O Banco Mundial destacou a importância da criação de empregos como uma estratégia eficaz no combate à pobreza e na promoção de perspectivas futuras, mas alertou que milhões de pessoas ainda permanecem excluídas da economia digital, o que limita o impacto do crescimento econômico na geração de trabalho e rendimentos. Em um artigo recente, a agência enfatizou que, embora a posse de celulares seja ampla entre todos os níveis de renda, o acesso à internet e a computadores continua a ser desigual.
Dados mostram que apenas 16% das pessoas que vivem em pobreza extrema, com menos de três dólares por dia, têm acesso à internet, enquanto a posse de computadores é praticamente inexistente. Para aqueles que estão acima da linha de pobreza extrema, mas ainda não alcançaram rendimento médio-alto, cerca de metade consegue acessar a internet, e apenas um em cada oito possui um computador.

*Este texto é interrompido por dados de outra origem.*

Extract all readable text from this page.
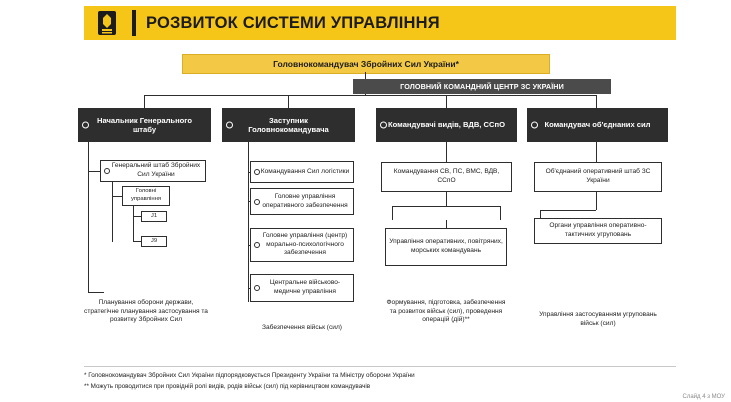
РОЗВИТОК СИСТЕМИ УПРАВЛІННЯ
Головнокомандувач Збройних Сил України*
ГОЛОВНИЙ КОМАНДНИЙ ЦЕНТР ЗС УКРАЇНИ
Начальник Генерального штабу
Заступник Головнокомандувача
Командувачі видів, ВДВ, ССпО	Командувач об'єднаних сил
Генеральний штаб Збройних Сил України
Головні управління
J1
J9
Планування оборони держави, стратегічне планування застосування та розвитку Збройних Сил
Командування Сил логістики
Головне управління оперативного забезпечення
Головне управління (центр) морально-психологічного забезпечення
Центральне військово-медичне управління
Забезпечення військ (сил)
Командування СВ, ПС, ВМС, ВДВ, ССпО
Управління оперативних, повітряних, морських командувань
Формування, підготовка, забезпечення та розвиток військ (сил), проведення операцій (дій)**
Об'єднаний оперативний штаб ЗС України
Органи управління оперативно-тактичних угруповань
Управління застосуванням угруповань військ (сил)
* Головнокомандувач Збройних Сил України підпорядковується Президенту України та Міністру оборони України
** Можуть проводитися при провідній ролі видів, родів військ (сил) під керівництвом командувачів
Слайд 4 з МОУ
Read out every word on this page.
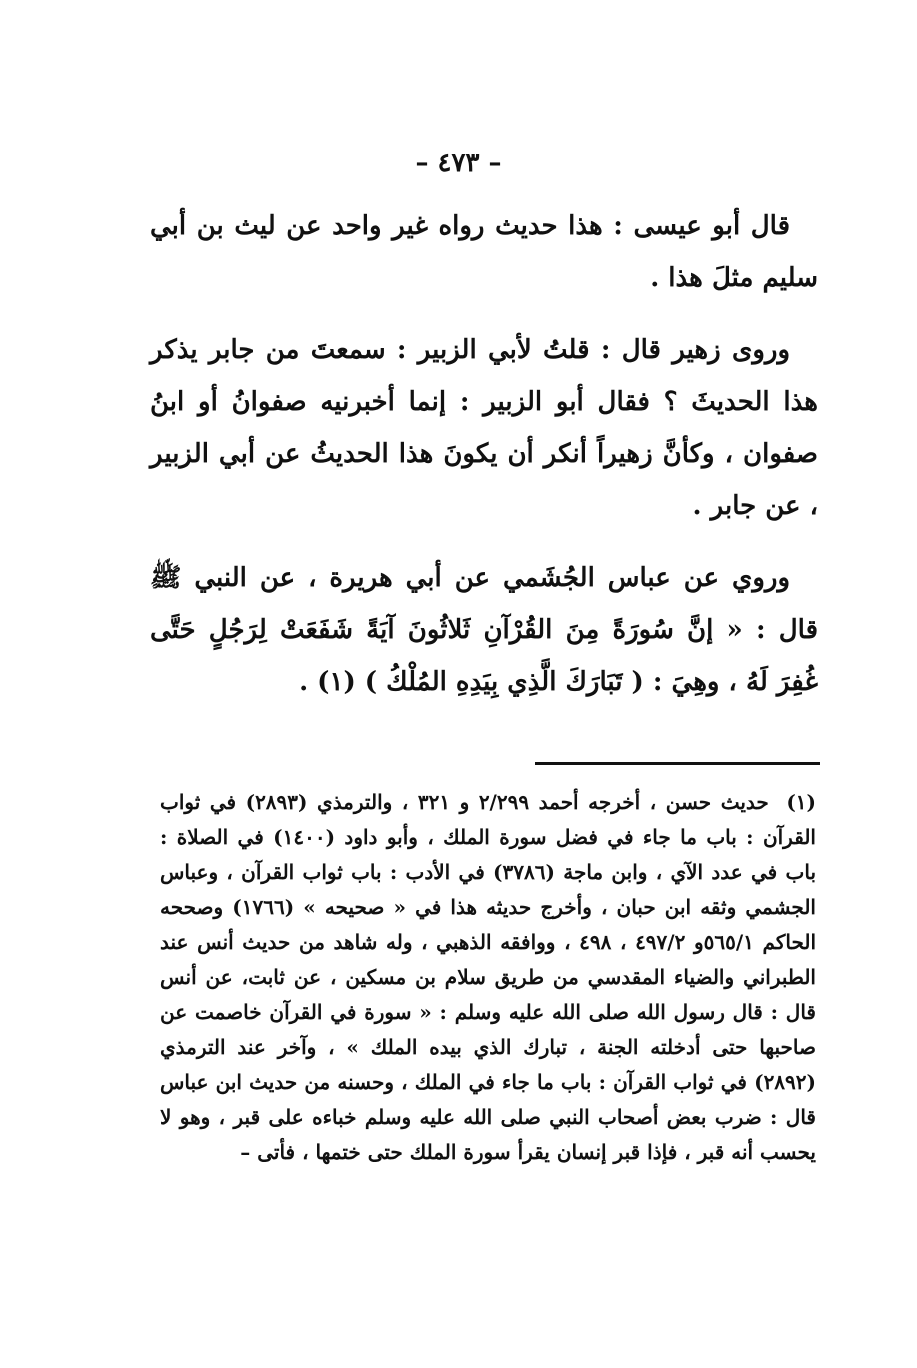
– ٤٧٣ –

قال أبو عيسى : هذا حديث رواه غير واحد عن ليث بن أبي سليم مثلَ هذا .

وروى زهير قال : قلتُ لأبي الزبير : سمعتَ من جابر يذكر هذا الحديثَ ؟ فقال أبو الزبير : إنما أخبرنيه صفوانُ أو ابنُ صفوان ، وكأنَّ زهيراً أنكر أن يكونَ هذا الحديثُ عن أبي الزبير ، عن جابر .

وروي عن عباس الجُشَمي عن أبي هريرة ، عن النبي ﷺ قال : « إنَّ سُورَةً مِنَ القُرْآنِ ثَلاثُونَ آيَةً شَفَعَتْ لِرَجُلٍ حَتَّى غُفِرَ لَهُ ، وهِيَ : ( تَبَارَكَ الَّذِي بِيَدِهِ المُلْكُ ) (١) .

(١) حديث حسن ، أخرجه أحمد ٢/٢٩٩ و ٣٢١ ، والترمذي (٢٨٩٣) في ثواب القرآن : باب ما جاء في فضل سورة الملك ، وأبو داود (١٤٠٠) في الصلاة : باب في عدد الآي ، وابن ماجة (٣٧٨٦) في الأدب : باب ثواب القرآن ، وعباس الجشمي وثقه ابن حبان ، وأخرج حديثه هذا في « صحيحه » (١٧٦٦) وصححه الحاكم ٥٦٥/١و ٤٩٧/٢ ، ٤٩٨ ، ووافقه الذهبي ، وله شاهد من حديث أنس عند الطبراني والضياء المقدسي من طريق سلام بن مسكين ، عن ثابت، عن أنس قال : قال رسول الله صلى الله عليه وسلم : « سورة في القرآن خاصمت عن صاحبها حتى أدخلته الجنة ، تبارك الذي بيده الملك » ، وآخر عند الترمذي (٢٨٩٢) في ثواب القرآن : باب ما جاء في الملك ، وحسنه من حديث ابن عباس قال : ضرب بعض أصحاب النبي صلى الله عليه وسلم خباءه على قبر ، وهو لا يحسب أنه قبر ، فإذا قبر إنسان يقرأ سورة الملك حتى ختمها ، فأتى –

Estudos crescentes indicam que a conectividade está ligada a níveis mais altos de emprego e melhores salários. Em países como Tanzânia e Nigéria, por exemplo, a ampliação da banda larga móvel ajudou a aumentar o consumo das famílias e facilitou a transição de trabalhadores do setor agrícola para atividades não agrícolas. Na Jordânia, a conectividade também promoveu uma maior participação feminina no mercado de trabalho. No entanto, esses benefícios permanecem concentrados entre os já conectados, exacerbando desigualdades existentes.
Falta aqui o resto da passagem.